Il y a deux ans on m’a donné des semences de piment habanero «Scotch Bonnet» ramenées par un ami de l’île de la Réunion. Il s’agit d’un piment très fort et à la saveur caractéristique, traditionnellement cultivé dans les Caraïbes.
Les semis de l’an dernier, en 2015, on été peu fructueux. Trois plants seulement, sur une quinzaine attendus, sont sortis de terre et ont donné des fruits, dont j’ai conservé quelques graines. Mais de cette façon, j’ai pu faire cette année l’expérience de la conservation de semences… avec succès!
Cette question de la réappropriation des semences par nous-mêmes est largement débattue ici où là. La main-mise sur cette extraordinaire matière première, sa production et sa distribution, par des entreprises spécialisées (on pense à Monsanto) au détriment des paysans est évidemment très décriée. L’association Semences Paysannes, entre autres, dénonce le danger que cette situation fait peser sur la biodiversité.
Que la production de semences vous revienne et les avantages sont nombreux. Par exemple, les semences auto-produites donneront des plantes avec davantage de «variabilité», donc adaptées aux conditions naturelles d’un terroir précis (précipitations, ensoleillement, nature du sol, voisinage et interaction avec d’autres espèces). Dans le cas de plants issus de semences hybrides, certes plus stables et homogènes, conçus pour être cultivés en toute circonstance, ce sont au contraire les pratiques culturales (irrigation, engrais, traitements…) qui devront être adaptées.
J’ai pris conscience, en réutilisant ces semences de piment habanero, de participer moi aussi à ce geste de réappropriation du vivant. J’ai eu le sentiment d’ajouter ma pierre à l’édifice. De joindre ma voix à la grande rumeur post-industrielle du monde agricole!
Toutes proportions gardées, hein. Juste une petite graine par-ci, une petite graine par-là. Onze graines en tout, pour être exact.
Les semences 2015, récupérées et conservées dans des conditions que j’ignore, n’avaient pas réussi au climat métropolitain de France et péniblement germé à une température moyenne de 20°C. Le résultat était accablant, et c’est sur le plus beau des trois seuls spécimens survivants que je prélevais les plus beaux fruits pour en retirer les semences dans lesquelles je mettais peu d’espoir. Pourtant, ce travail de sélection allait être payant: cette année, au mois d’avril, onze plantules s’élevèrent du terreau nourricier, soit un taux de germination de 100%!

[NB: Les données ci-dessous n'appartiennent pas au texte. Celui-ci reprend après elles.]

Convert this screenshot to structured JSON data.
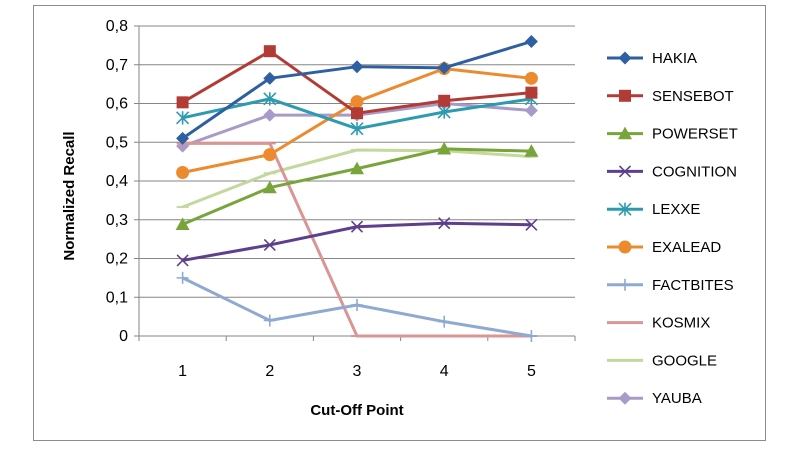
{
  "chart_data": {
    "type": "line",
    "title": "",
    "xlabel": "Cut-Off Point",
    "ylabel": "Normalized Recall",
    "x": [
      1,
      2,
      3,
      4,
      5
    ],
    "ylim": [
      0,
      0.8
    ],
    "yticks": [
      "0",
      "0,1",
      "0,2",
      "0,3",
      "0,4",
      "0,5",
      "0,6",
      "0,7",
      "0,8"
    ],
    "grid": true,
    "legend": "right",
    "series": [
      {
        "name": "HAKIA",
        "color": "#2e5fa3",
        "marker": "diamond",
        "values": [
          0.51,
          0.665,
          0.695,
          0.692,
          0.76
        ]
      },
      {
        "name": "SENSEBOT",
        "color": "#b23b35",
        "marker": "square",
        "values": [
          0.603,
          0.735,
          0.575,
          0.607,
          0.628
        ]
      },
      {
        "name": "POWERSET",
        "color": "#78a53a",
        "marker": "triangle",
        "values": [
          0.288,
          0.383,
          0.432,
          0.483,
          0.477
        ]
      },
      {
        "name": "COGNITION",
        "color": "#5e3f8c",
        "marker": "x",
        "values": [
          0.195,
          0.235,
          0.282,
          0.291,
          0.287
        ]
      },
      {
        "name": "LEXXE",
        "color": "#2c9bb0",
        "marker": "star",
        "values": [
          0.563,
          0.612,
          0.535,
          0.578,
          0.612
        ]
      },
      {
        "name": "EXALEAD",
        "color": "#ec8b2e",
        "marker": "circle",
        "values": [
          0.422,
          0.468,
          0.605,
          0.69,
          0.665
        ]
      },
      {
        "name": "FACTBITES",
        "color": "#8ea9d2",
        "marker": "plus",
        "values": [
          0.15,
          0.04,
          0.08,
          0.037,
          0.0
        ]
      },
      {
        "name": "KOSMIX",
        "color": "#d99694",
        "marker": "dash",
        "values": [
          0.497,
          0.497,
          0.0,
          0.0,
          0.0
        ]
      },
      {
        "name": "GOOGLE",
        "color": "#c3d89b",
        "marker": "dash",
        "values": [
          0.333,
          0.42,
          0.48,
          0.478,
          0.463
        ]
      },
      {
        "name": "YAUBA",
        "color": "#a99bc8",
        "marker": "diamond",
        "values": [
          0.49,
          0.57,
          0.57,
          0.6,
          0.582
        ]
      }
    ]
  }
}
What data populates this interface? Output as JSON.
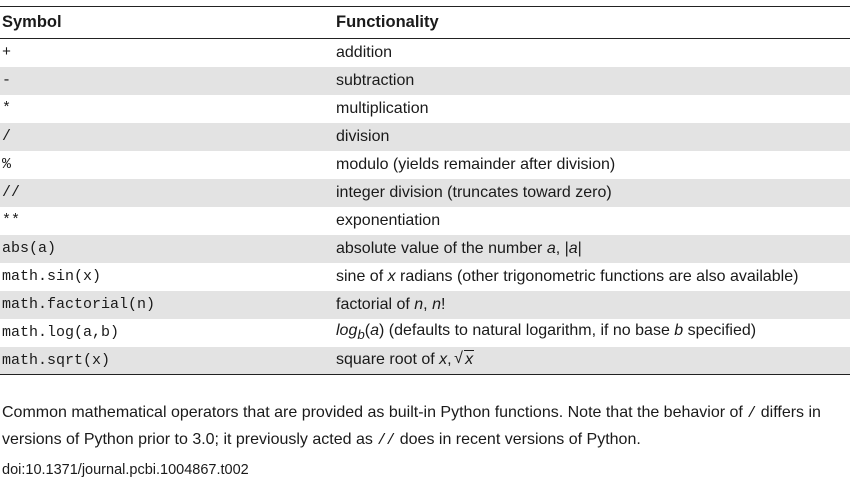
{
  "table": {
    "headers": {
      "symbol": "Symbol",
      "functionality": "Functionality"
    },
    "rows": [
      {
        "symbol": "+",
        "func": "addition"
      },
      {
        "symbol": "-",
        "func": "subtraction"
      },
      {
        "symbol": "*",
        "func": "multiplication"
      },
      {
        "symbol": "/",
        "func": "division"
      },
      {
        "symbol": "%",
        "func": "modulo (yields remainder after division)"
      },
      {
        "symbol": "//",
        "func": "integer division (truncates toward zero)"
      },
      {
        "symbol": "**",
        "func": "exponentiation"
      },
      {
        "symbol": "abs(a)",
        "func_parts": {
          "pre": "absolute value of the number ",
          "var1": "a",
          "mid": ", |",
          "var2": "a",
          "post": "|"
        }
      },
      {
        "symbol": "math.sin(x)",
        "func_parts": {
          "pre": "sine of ",
          "var1": "x",
          "post": " radians (other trigonometric functions are also available)"
        }
      },
      {
        "symbol": "math.factorial(n)",
        "func_parts": {
          "pre": "factorial of ",
          "var1": "n",
          "mid": ", ",
          "var2": "n",
          "post": "!"
        }
      },
      {
        "symbol": "math.log(a,b)",
        "func_parts": {
          "log": "log",
          "sub": "b",
          "open": "(",
          "var1": "a",
          "close": ")",
          "pre": " (defaults to natural logarithm, if no base ",
          "var2": "b",
          "post": " specified)"
        }
      },
      {
        "symbol": "math.sqrt(x)",
        "func_parts": {
          "pre": "square root of ",
          "var1": "x",
          "mid": ", ",
          "radicand": "x"
        }
      }
    ]
  },
  "caption": {
    "part1": "Common mathematical operators that are provided as built-in Python functions. Note that the behavior of ",
    "code1": "/",
    "part2": " differs in versions of Python prior to 3.0; it previously acted as ",
    "code2": "//",
    "part3": " does in recent versions of Python."
  },
  "doi": "doi:10.1371/journal.pcbi.1004867.t002"
}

Cette expérience ne fût pas réalisée selon une rigueur toute scientifique, mais il est indéniable que la conservation de mes semences de piment habanero d’une année sur l’autre a pu servir l’acclimatation de l’espèce. Si ce n’est pas une preuve de variabilité, ça, je veux bien brûler vif dans les flammes l’enfer d’une habanero hot sauce!